Ars Nova Copenhagen sang about murder, internment, and loving and losing.

Where most of us have a hard time singing in tune when celebrating uncle Ben’s 75th birthday with a party song in unison, chamber choir Ars Nova Copenhagen exhibits vocal technique at a quite different level.

Apparently no choral movements are too advanced for the twelve singers, six of each sex, who on Sunday afternoon stood in a semi-circle with a relaxed focus and presented an unusually condensed and well planned concert.

They performed an hour’s worth of choral music with no interruptions, the focal point being a cycle of choral songs called ‘Orpheus behind the Wire’, written by the German in exile Hans Werner Henze. Five intensely expressive a cappella movements written to poems by British poet Edward Bond. He is also known for writing libretti for Henze’s operas ‘We Come to the River’ and ‘The English Cat’, of which the former must be worthy of an entry in The Guinness Book of Records, requiring no less than 111 roles distributed to 50 singers.
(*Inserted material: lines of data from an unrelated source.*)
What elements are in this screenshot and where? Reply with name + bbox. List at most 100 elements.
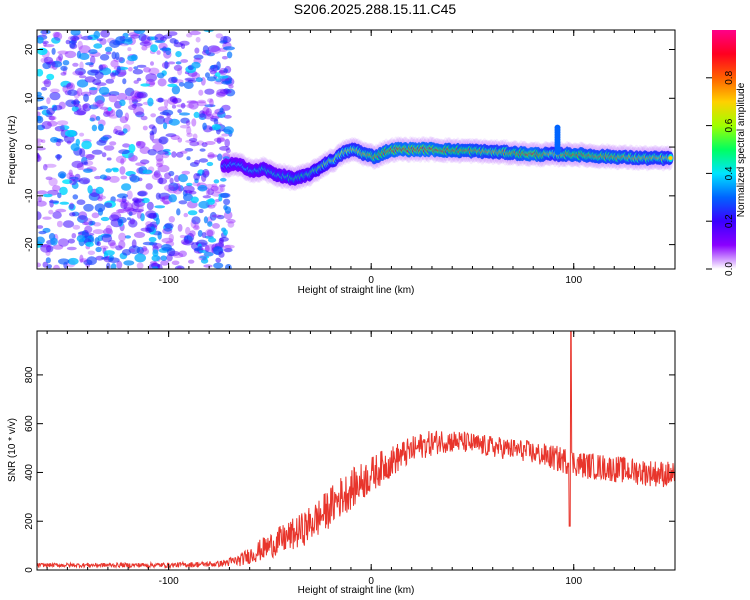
noise-blob bbox=[68, 203, 76, 211]
noise-blob bbox=[178, 174, 189, 183]
colorbar-label: Normalized spectral amplitude bbox=[736, 82, 747, 217]
noise-blob bbox=[69, 212, 76, 217]
noise-blob bbox=[66, 82, 75, 91]
noise-blob bbox=[163, 184, 175, 192]
noise-blob bbox=[115, 245, 123, 251]
noise-blob bbox=[56, 154, 61, 161]
noise-blob bbox=[42, 193, 53, 198]
noise-blob bbox=[226, 51, 233, 59]
noise-blob bbox=[168, 250, 180, 257]
noise-blob bbox=[46, 97, 51, 105]
noise-blob bbox=[71, 181, 79, 190]
noise-blob bbox=[37, 142, 42, 147]
noise-blob bbox=[139, 41, 152, 47]
noise-blob bbox=[152, 242, 163, 249]
noise-blob bbox=[65, 39, 71, 45]
noise-blob bbox=[52, 31, 60, 38]
noise-blob bbox=[180, 102, 186, 109]
noise-blob bbox=[167, 61, 176, 65]
noise-blob bbox=[92, 229, 105, 235]
noise-blob bbox=[177, 67, 183, 76]
noise-blob bbox=[221, 133, 230, 137]
noise-blob bbox=[57, 192, 62, 199]
noise-blob bbox=[99, 106, 109, 110]
noise-blob bbox=[119, 116, 129, 124]
noise-blob bbox=[69, 202, 75, 210]
noise-blob bbox=[215, 91, 226, 98]
noise-blob bbox=[219, 146, 230, 151]
noise-blob bbox=[172, 252, 184, 258]
colorbar-ticks: 0.0 0.2 0.4 0.6 0.8 bbox=[706, 70, 735, 276]
colorbar-tick-label: 0.8 bbox=[724, 70, 735, 84]
noise-blob bbox=[81, 140, 92, 150]
noise-blob bbox=[107, 107, 112, 112]
noise-blob bbox=[176, 151, 184, 158]
noise-blob bbox=[201, 49, 212, 56]
noise-blob bbox=[82, 221, 90, 226]
noise-blob bbox=[148, 236, 157, 243]
noise-blob bbox=[164, 99, 169, 108]
snr-xtick-label: 0 bbox=[368, 576, 374, 587]
noise-blob bbox=[153, 260, 158, 268]
noise-blob bbox=[202, 195, 211, 199]
noise-blob bbox=[71, 160, 84, 168]
noise-blob bbox=[204, 88, 215, 95]
noise-blob bbox=[150, 61, 154, 66]
noise-blob bbox=[64, 50, 77, 59]
noise-blob bbox=[48, 115, 57, 121]
noise-blob bbox=[206, 161, 214, 167]
noise-blob bbox=[212, 186, 224, 194]
noise-blob bbox=[152, 249, 159, 257]
noise-blob bbox=[202, 256, 208, 261]
noise-blob bbox=[220, 192, 231, 199]
noise-blob bbox=[207, 154, 219, 158]
noise-blob bbox=[223, 198, 231, 205]
noise-blob bbox=[140, 213, 145, 222]
noise-blob bbox=[207, 45, 220, 53]
noise-blob bbox=[89, 114, 97, 122]
noise-blob bbox=[76, 235, 86, 243]
noise-blob bbox=[221, 55, 228, 60]
noise-blob bbox=[194, 159, 200, 165]
noise-blob bbox=[156, 72, 165, 79]
noise-blob bbox=[126, 190, 133, 200]
colorbar: 0.0 0.2 0.4 0.6 0.8 Normalized spectral ampl… bbox=[706, 30, 747, 276]
noise-blob bbox=[131, 99, 139, 104]
noise-blob bbox=[143, 39, 153, 48]
noise-blob bbox=[171, 104, 177, 109]
noise-blob bbox=[192, 133, 198, 140]
noise-blob bbox=[59, 125, 70, 130]
noise-blob bbox=[198, 89, 204, 96]
noise-blob bbox=[178, 200, 188, 205]
noise-blob bbox=[124, 235, 131, 239]
noise-blob bbox=[37, 190, 48, 195]
noise-blob bbox=[135, 141, 142, 146]
noise-blob bbox=[203, 252, 214, 257]
noise-blob bbox=[42, 216, 52, 220]
noise-blob bbox=[131, 201, 140, 211]
noise-blob bbox=[207, 98, 213, 103]
snr-ytick-label: 800 bbox=[24, 366, 35, 383]
noise-blob bbox=[84, 225, 93, 234]
noise-blob bbox=[155, 217, 160, 225]
noise-blob bbox=[196, 101, 207, 107]
noise-blob bbox=[92, 101, 101, 108]
noise-blob bbox=[157, 164, 170, 173]
noise-blob bbox=[216, 136, 225, 142]
noise-blob bbox=[59, 201, 70, 205]
noise-blob bbox=[168, 118, 180, 126]
noise-blob bbox=[210, 46, 221, 54]
noise-blob bbox=[139, 247, 150, 255]
noise-blob bbox=[69, 176, 79, 180]
noise-blob bbox=[50, 88, 60, 94]
noise-blob bbox=[213, 179, 220, 184]
noise-blob bbox=[207, 204, 216, 209]
noise-blob bbox=[209, 98, 214, 107]
noise-blob bbox=[212, 223, 220, 229]
noise-blob bbox=[109, 72, 117, 77]
noise-blob bbox=[186, 156, 191, 161]
noise-blob bbox=[150, 113, 157, 118]
noise-blob bbox=[180, 59, 189, 63]
noise-blob bbox=[193, 225, 200, 231]
noise-blob bbox=[176, 208, 181, 216]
Bond’s lyrics relocates the greek myth of Orpheus the mastersinger to the 20th century and its concentration camps, police states, and executions of political opponents and Jews. The result is a kind of seismographic poetry of vulnerability which Henze has set to music as if it were modern madrigals. That is to say refined secular word-painting vocal compositions like we know them from the Renaissance.

Henze’s excellent opera ‘Boulevard Solitude’ recently played to half-empty halls in the Opera House, which was a pity. His Orpheus song cycle, which has previously been sung by DR’s choirs, too, is one of many works by Henze inspired by Orpheus. The expressive content of the words are painted in complex harmonic juxtapositions and, guided by Paul Hillier’s direction, the singers delivered the freezing, fragmented story and its many melismas with clarity and tenderness.

A chillingly effortless game

Hillier had chosen to put four other directly or indirectly related choral pieces in between the five movements and had them work as intermezzis.

William Byrd’s ‘Come, Woeful Orpheus’ became the flowing and refined madrigal counterpart from the Renaissance, which in its lyrics even include the keyword wire, recalling the title of Henze’s cycle. And after this presentation of the singers’ competence in performing early music the word was given to two German composers who have worked with the luxurious poetry of Rilke. In ‘Rilke Madrigals’ from 2006, Bernd Franke, a contemporary whose music is rarely, if at all, heard in this country, lets a solo quartet stand out from a vocal canvas painted with words whispered, spoken, and shouted. The sensuality and, towards the end, the rhythmical waves of the music became a great experience. Even when measured against the ‘Six Chansons’ by Hindemith, Franke’s deceased countryman, which gave us Rilke’s words in French and in a simpler euphony dating from 1939. The year when Europe burst into flames.

Ars Nova is a Danish chamber choir at a high international level. This impression was reinforced even further with the two ‘Border Ballads’ by Vagn Holmboe titled ‘Dirge’ and ‘The Wee Wee Man’, two pieces which may be known to the more experienced listeners in a Danish audience. Although they have a different mythological starting point they share some similarities with the myth of Orpheus. Based on folk mythology from the borderland between England and Scotland, the themes of hell and supernatural beings were presented by the singers with a superior textual clarity, making some of the rather difficult Danish choral music sound like a chillingly effortless game.

The highly focused concerts by Ars Nova Copenhagen, like the one they delivered in Garnisons Church on a cool Sunday afternoon, are a far cry from the average Danish communal singalong. To be sure, both are delightful things, and thankfully singing can be enjoyed at every level. On Sunday the singers of Ars Nova elevated and expanded our universe during an hour of sublime perfection.